How the idea got started
Back in 2007, Mike Cohn, the author of Succeeding with Agile, asked me to lead a new effort to develop a program designed to recognize the efforts of those who were making a difference through deeper client engagements, essentially those who were ‘transforming the world of work.’
Working with Roger Brown, and a handful of our peers, we researched and evaluated the critical success factors that lead clients to success with agility. Through this effort, we combined success criteria across different dimensions and created a superset “high-bar” as the criteria for defining the Scrum Alliance Certified Scrum Coaching (CSC) Program – a bar set so high that some of us on the formation committee did not meet it.

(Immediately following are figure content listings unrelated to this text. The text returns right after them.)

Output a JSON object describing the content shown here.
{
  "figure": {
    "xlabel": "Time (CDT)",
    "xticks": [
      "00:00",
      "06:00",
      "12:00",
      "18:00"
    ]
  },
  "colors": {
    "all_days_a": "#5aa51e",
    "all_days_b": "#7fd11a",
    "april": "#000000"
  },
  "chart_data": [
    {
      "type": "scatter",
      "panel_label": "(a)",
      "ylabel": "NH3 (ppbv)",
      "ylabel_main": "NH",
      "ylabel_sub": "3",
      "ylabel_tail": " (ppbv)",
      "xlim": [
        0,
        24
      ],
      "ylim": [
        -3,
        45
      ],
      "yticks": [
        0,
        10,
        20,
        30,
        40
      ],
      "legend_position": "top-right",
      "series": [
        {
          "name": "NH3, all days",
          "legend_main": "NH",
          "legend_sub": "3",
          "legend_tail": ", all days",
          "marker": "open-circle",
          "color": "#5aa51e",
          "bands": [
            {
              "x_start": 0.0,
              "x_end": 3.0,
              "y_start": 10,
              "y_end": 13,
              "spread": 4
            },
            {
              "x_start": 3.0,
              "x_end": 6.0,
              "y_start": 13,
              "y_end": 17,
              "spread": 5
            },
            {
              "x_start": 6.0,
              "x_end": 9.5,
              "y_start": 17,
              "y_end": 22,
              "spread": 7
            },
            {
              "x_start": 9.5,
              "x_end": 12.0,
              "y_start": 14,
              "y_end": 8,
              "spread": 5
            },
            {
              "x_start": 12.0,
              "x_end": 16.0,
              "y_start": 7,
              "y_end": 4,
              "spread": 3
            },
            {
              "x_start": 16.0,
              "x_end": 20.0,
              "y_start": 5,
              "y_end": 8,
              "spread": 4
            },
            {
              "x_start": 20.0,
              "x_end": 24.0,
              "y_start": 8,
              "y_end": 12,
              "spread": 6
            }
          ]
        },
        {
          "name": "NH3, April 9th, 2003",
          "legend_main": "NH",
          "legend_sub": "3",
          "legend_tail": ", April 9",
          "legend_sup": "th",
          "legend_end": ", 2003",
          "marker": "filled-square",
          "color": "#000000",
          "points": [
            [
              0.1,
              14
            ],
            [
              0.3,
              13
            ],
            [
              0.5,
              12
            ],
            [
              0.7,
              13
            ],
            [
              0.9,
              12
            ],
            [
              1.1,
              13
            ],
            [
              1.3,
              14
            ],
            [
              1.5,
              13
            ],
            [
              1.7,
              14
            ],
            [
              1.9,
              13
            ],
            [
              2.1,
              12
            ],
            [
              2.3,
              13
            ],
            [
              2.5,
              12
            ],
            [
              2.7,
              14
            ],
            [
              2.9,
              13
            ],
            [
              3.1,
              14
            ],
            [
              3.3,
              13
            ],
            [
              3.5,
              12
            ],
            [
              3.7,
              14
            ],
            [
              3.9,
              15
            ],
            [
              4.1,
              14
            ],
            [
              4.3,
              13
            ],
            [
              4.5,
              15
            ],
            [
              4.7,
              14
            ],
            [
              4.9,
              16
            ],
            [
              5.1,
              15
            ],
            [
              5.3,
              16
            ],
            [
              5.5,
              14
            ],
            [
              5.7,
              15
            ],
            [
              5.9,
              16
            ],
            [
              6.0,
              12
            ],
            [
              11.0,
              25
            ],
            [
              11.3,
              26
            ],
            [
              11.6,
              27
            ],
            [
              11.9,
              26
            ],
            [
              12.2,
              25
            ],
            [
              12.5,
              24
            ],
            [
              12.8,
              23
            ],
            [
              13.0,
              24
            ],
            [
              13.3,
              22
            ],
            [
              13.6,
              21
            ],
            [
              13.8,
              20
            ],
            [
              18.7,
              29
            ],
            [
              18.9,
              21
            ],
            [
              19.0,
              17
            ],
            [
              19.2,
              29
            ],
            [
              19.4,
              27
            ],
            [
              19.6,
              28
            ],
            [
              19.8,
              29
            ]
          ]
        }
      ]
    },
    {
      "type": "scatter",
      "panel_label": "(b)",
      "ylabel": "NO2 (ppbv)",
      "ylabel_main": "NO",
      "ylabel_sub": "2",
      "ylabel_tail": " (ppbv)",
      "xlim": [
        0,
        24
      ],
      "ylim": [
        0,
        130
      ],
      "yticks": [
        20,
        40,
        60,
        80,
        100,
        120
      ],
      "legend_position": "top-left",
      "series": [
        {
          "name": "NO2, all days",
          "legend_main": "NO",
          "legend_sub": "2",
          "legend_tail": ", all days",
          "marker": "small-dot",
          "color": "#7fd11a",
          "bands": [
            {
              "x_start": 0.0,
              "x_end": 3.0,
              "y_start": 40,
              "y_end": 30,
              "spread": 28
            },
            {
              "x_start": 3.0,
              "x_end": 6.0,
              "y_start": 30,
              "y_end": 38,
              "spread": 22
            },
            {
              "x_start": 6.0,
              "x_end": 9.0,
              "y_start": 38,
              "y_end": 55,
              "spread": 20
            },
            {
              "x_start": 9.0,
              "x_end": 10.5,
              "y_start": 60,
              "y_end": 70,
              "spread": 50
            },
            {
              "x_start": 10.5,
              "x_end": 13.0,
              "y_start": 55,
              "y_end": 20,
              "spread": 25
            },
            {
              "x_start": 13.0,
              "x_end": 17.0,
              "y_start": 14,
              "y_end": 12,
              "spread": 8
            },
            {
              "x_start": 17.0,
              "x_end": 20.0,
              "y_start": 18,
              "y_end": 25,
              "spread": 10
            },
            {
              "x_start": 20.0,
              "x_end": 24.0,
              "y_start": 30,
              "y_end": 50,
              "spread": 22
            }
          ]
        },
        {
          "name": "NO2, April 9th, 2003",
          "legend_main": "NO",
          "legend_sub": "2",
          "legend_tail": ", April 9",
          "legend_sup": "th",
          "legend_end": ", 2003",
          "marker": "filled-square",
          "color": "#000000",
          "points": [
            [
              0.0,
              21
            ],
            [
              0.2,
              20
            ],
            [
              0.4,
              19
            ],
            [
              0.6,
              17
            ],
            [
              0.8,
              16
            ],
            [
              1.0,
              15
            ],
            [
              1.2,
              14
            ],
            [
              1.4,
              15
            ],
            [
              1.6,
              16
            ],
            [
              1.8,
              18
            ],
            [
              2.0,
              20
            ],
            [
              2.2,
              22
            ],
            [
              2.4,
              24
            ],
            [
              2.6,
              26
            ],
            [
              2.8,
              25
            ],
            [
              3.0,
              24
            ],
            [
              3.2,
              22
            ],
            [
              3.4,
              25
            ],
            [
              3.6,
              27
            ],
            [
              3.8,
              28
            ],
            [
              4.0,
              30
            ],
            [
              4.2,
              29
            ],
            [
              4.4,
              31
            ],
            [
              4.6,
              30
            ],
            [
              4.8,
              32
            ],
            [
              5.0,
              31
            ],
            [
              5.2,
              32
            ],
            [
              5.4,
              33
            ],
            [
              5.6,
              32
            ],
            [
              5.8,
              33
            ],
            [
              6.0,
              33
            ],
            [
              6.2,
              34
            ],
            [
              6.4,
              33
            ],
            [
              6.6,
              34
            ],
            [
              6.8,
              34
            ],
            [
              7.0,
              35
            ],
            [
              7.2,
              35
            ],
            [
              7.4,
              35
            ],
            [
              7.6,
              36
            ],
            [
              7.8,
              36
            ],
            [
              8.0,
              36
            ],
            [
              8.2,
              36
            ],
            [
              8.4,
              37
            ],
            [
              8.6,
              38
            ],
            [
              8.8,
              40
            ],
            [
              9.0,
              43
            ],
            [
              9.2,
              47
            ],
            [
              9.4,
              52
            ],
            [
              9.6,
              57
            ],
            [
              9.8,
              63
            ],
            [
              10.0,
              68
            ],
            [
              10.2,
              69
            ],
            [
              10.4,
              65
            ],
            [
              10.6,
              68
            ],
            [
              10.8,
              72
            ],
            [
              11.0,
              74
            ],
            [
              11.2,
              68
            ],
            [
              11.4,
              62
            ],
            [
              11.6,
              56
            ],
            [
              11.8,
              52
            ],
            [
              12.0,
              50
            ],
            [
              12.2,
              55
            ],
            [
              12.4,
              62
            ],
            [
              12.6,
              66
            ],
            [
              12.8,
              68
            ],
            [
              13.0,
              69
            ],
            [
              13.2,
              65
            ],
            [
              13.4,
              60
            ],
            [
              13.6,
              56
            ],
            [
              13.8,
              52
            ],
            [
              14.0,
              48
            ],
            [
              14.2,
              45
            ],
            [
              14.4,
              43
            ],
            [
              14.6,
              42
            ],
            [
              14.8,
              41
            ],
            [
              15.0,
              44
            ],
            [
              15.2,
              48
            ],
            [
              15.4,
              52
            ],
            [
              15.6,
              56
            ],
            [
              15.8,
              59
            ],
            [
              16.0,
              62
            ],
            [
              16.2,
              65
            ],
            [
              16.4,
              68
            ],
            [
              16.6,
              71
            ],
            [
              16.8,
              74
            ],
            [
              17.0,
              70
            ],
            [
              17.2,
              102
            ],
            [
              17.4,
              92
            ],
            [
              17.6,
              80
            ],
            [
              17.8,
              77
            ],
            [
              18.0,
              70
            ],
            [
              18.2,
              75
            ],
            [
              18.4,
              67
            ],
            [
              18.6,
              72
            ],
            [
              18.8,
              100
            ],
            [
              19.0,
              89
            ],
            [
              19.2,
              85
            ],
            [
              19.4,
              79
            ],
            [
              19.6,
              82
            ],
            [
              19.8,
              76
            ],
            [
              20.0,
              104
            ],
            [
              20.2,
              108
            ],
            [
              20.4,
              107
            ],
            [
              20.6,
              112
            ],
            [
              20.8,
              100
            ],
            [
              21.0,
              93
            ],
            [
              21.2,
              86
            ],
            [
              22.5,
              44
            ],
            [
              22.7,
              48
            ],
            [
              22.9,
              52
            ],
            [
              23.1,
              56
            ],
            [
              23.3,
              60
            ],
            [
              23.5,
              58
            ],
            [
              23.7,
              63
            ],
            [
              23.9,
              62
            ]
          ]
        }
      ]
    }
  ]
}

For the past four years, we have applied this criteria to over 120 coaches across the globe. While we remain committed to the belief that the evaluation criteria and the subsequent high-bar are set at an appropriate level, we are recognizing that many effective agile coaches are operating below that bar.
How the program evolved
Lyssa Adkin’s has emerged as a leading voice in the agile coaching world with her recent book, Coaching Agile Teams. Her work has recognized many of the agile coaching competencies in the “doing” and “being” of an agile coach involve mentoring, facilitating, problem-solving, and conflict navigating as necessary competencies. These are necessary competencies of an agile coach, and part of our critieria in evaluating CSC candidates. In our research, however, these competencies are not sufficient to drive client success – additional competencies are required.
Inspiring effective organizational change requires an intimate awareness of and engagement with the culture, systems, and leadership within an organization – in essence, it requires a deeper knowledge of the organizational ecosystem and patterns to enact an organizational transformation. Thus, the CSC program was designed to evaluate a coach’s awareness of, and experience with, these dimensions.
The Leading/Coaching Agile Organizations Master Workshop evolved out of our experiences incorporating these organizational dimensions and through our evaluation of the multitude of coaches engaged in organizational change around the globe.
How the program is structured
Leading/Coaching Agile Organizations focuses on the coach as leader – and leader as coach – in engaging the leadership, system, and cultural layers of an organization. It leverages numerous models in each dimension and provides real corporate case studies to show how each has been applied in transition and growth of agility.